He explains that the Higgs boson is a particular excitation mode of the Higgs field, but what is then the (general) 'ziggs' boson? Are Higgs and ziggs actually the same?
If there was only a massive $Z$ boson, and nothing else, then this 'ziggs' mechanism would be sufficient and the slightly more complicated 'Higgs' mechanism would not be required. I would look at the 'ziggs' as what the 'Higgs' would look like in this scenario.
The Z boson has been known experimentally for decades, what about its weakly hypercharged product? Does the Higgs boson actually have nothing to do with the Higgs phenomenon, being merely a consequence of the theory that was begging to be discovered experimentally?
I presume by 'hypercharged product' you mean the charged $W^+$ and $W^-$ bosons. These are not products of the $Z$ boson, instead they are all a part of the same family of particles. Well its actually a bit more complicated than that... let's start from the top. The Higgs mechanism 'starts' with four massless bosons ($B^0$,$W^0$,$W^1$,$W^2$), which after some interacting with the Higgs field, will produce three massive bosons ($Z$,$W^+$,$W^-$) and one massless boson (which is the photon, $\gamma$).
As there are four original bosons, without going into the heavier details, this means that the Higgs-field should be constructed from four components (or degrees of freedom). After interaction with the four components of the field, the four original bosons acquire a mass. However - as mentioned earlier - the photon is massless. In order to add this condition into our theory, we mix two of the original four bosons (the $B^0$ and $W^0$, which have no electric charge) to produce the the observed $Z$ and $\gamma$ bosons in such an exact way as to leave the photon massless. The repercussion of this is that we are left with one free component of our Higgs-field, remaining from our original four-component Higgs-field. This spare component, analogously to the 'ziggs' mechanism, manifests itself as the Higgs boson.

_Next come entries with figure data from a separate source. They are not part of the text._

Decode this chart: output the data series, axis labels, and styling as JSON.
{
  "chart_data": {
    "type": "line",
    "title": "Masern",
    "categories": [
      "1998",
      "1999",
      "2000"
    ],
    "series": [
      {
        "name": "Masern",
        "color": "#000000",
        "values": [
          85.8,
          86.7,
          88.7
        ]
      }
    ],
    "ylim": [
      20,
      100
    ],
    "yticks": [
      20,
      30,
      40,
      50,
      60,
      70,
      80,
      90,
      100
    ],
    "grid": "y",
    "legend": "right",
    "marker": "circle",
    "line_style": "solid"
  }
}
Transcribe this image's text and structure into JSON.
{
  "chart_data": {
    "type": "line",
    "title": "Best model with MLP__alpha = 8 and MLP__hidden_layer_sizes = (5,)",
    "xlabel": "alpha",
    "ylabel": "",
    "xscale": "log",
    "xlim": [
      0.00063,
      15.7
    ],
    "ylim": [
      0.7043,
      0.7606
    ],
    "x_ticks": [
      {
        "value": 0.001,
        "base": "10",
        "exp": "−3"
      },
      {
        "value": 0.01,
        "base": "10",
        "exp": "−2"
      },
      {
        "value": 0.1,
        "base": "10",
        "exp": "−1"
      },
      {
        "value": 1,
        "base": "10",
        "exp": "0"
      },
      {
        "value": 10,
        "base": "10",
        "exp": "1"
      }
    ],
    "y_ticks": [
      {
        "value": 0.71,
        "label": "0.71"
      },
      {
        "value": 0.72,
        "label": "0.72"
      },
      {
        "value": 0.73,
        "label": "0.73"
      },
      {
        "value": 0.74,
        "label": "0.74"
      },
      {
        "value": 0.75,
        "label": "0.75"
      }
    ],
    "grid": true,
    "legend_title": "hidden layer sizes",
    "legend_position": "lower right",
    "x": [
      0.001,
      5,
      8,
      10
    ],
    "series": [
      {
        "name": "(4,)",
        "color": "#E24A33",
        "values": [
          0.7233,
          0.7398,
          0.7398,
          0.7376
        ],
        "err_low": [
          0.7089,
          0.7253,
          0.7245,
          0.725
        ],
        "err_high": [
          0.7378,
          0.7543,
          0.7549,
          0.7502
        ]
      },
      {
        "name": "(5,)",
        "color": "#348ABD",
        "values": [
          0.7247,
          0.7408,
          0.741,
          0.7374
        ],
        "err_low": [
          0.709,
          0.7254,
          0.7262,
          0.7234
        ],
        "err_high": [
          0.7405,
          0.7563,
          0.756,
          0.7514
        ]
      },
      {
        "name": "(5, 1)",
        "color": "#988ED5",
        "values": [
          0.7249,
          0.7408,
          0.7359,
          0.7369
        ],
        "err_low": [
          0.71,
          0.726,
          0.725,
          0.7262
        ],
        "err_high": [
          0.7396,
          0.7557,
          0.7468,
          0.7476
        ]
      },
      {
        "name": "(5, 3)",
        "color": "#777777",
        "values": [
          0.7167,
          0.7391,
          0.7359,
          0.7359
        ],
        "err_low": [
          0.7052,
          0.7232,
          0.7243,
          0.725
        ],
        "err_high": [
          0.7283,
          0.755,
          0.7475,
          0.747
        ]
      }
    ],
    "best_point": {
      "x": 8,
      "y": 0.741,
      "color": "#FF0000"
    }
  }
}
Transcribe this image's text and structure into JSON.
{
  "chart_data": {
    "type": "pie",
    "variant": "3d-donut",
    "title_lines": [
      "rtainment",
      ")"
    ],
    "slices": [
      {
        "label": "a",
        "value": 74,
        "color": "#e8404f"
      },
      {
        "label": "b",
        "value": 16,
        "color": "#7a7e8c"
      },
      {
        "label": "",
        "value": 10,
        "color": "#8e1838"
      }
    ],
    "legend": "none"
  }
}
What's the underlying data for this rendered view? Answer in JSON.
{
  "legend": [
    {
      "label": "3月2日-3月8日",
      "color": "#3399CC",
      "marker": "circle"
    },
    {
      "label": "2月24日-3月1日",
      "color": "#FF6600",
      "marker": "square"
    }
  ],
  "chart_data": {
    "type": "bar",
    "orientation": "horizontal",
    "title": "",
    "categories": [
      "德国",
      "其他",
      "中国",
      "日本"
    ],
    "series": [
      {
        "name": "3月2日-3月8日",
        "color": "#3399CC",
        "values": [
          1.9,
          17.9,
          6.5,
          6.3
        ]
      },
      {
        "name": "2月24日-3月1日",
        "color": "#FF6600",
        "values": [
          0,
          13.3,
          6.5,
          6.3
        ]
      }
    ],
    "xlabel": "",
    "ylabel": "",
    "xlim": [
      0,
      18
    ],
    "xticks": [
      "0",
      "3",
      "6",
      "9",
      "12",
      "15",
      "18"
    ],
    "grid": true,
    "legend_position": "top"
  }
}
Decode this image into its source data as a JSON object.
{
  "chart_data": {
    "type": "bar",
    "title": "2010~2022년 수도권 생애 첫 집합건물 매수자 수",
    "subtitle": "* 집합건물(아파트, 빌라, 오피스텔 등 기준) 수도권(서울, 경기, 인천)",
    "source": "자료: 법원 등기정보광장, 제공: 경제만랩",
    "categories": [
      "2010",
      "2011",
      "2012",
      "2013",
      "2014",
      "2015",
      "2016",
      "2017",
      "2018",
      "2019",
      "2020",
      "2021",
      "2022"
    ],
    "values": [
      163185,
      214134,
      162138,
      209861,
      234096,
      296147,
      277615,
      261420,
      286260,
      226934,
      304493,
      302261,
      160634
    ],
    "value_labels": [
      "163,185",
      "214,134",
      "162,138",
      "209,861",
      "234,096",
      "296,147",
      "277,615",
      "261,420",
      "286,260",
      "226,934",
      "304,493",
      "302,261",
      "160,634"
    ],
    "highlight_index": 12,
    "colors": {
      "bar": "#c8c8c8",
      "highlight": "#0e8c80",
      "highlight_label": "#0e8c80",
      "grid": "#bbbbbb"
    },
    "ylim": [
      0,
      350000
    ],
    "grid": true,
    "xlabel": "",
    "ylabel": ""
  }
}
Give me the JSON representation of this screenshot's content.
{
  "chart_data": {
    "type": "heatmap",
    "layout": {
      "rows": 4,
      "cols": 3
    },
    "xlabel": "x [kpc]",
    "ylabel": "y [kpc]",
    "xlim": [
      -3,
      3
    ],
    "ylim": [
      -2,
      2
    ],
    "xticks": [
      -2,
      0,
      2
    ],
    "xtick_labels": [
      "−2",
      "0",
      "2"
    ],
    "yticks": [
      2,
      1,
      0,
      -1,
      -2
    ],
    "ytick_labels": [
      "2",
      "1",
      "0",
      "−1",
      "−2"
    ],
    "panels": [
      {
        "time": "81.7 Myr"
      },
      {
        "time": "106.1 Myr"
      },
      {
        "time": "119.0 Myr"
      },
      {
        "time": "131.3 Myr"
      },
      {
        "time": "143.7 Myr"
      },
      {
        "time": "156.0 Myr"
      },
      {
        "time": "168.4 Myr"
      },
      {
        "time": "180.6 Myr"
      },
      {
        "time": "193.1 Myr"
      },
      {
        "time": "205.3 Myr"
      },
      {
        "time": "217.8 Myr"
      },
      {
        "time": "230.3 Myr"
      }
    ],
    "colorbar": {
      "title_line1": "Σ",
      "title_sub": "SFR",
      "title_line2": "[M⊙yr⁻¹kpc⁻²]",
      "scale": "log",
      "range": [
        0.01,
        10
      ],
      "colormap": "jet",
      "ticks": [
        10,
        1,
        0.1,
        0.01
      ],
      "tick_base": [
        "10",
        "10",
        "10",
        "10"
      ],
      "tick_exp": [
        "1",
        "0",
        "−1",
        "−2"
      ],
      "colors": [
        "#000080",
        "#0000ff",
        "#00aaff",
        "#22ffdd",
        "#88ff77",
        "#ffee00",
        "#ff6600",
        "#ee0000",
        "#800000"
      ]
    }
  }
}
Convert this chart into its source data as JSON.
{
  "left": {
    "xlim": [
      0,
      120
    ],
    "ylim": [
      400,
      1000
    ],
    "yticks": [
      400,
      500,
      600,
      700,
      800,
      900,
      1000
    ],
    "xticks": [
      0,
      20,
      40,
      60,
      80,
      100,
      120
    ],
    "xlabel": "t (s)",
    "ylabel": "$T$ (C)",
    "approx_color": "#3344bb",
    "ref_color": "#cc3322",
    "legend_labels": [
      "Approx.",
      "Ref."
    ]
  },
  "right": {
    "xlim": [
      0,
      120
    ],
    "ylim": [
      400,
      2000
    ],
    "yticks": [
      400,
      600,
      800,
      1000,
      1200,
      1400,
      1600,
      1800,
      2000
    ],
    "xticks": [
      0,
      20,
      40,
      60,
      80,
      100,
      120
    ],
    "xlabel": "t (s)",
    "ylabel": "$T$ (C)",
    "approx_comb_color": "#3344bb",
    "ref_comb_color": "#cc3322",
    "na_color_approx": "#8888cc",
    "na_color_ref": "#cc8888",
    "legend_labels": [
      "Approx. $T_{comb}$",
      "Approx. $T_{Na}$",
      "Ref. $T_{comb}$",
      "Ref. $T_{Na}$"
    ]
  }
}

Yes, an electron is just some wave, as you say, in the electron field, as it is for any particle. You can also interpret in a broad sense that a field needs to be perturbed at a particular point in spacetime for you to have a non-zero odd of measuring it a that point, although this simple picture is complicated by quantum phenomenas.
The energy of a decaying particle not only can but needs to end up somewhere. This is conservation of energy! The mechanism are not unknown, they are the possible interactions (read that as forces) between fields, though they are not all clearly understood in their dynamics.
The idea of billard balls particles colliding is really not the best to have in mind when considering QFT. The electron, which is really a wave/excitation in a field, travelling in spacetime in presence of the Higgs field does not need to ''collide'', in a classical view, with a Higgs particle to interact. Keep in mind that these field excitations are not exactly localized, much as a wave is not. What happens is that the electron field interacts with the Higgs field and as seen form the dynamic of the electron field it corresponds to it having a mass. The closest analogy that comes to mind, which is pretty bad: don't give it too much intellectual weight, is of a bullet going through water that acquires a different dynamic behavior by interacting with the surrounding media, but that's as far as it goes.
Your question about the difference between a Higgs particle and another one, is like asking what is the difference between sound and light. They are not excitations of the same medium.
I am sadly not aware of any good and simple analogies for the Higgs mechanism. The closest thing, which is not simple but quite close conceptually speaking, are electrons in crystal having a different effective mass because of their interaction with the crystal lattice. Without using effective field theories, you can model electron wavefunctions moving in the crystal lattice using standard quantum mechanics. From there, you study their dispersion relation which is in essence the equation relating energy and momentum. The dispersion relation, in some cases, will take the a functional form of a free wave from which you can infer an effective mass. You can interpret that as saying that the interaction with the lattice modifies the mass of the free electron.
Best Answer
The mass of a fundamental particle turns out to be quite an elusive concept, because massless particles act as a source of gravity and they carry momentum. What then is special about mass?
Where mass comes in is in explaining the relationship between the total energy of a particle and its momentum. For any particle we have the expression for the total energy:
$$ E^2 = p^2 c^2 + m^2 c^4 \tag{1} $$
where $m$ is a parameter that we call the rest mass. It's the parameter $m$ that the Higgs mechanism gives us.
I can't see any way that either of the options you mention could usefully describe the value of the parameter $m$ in equation (1). For example, why would the electron, muon and tau have such different rest masses when they are all (as far as we know) point particles with the same charge?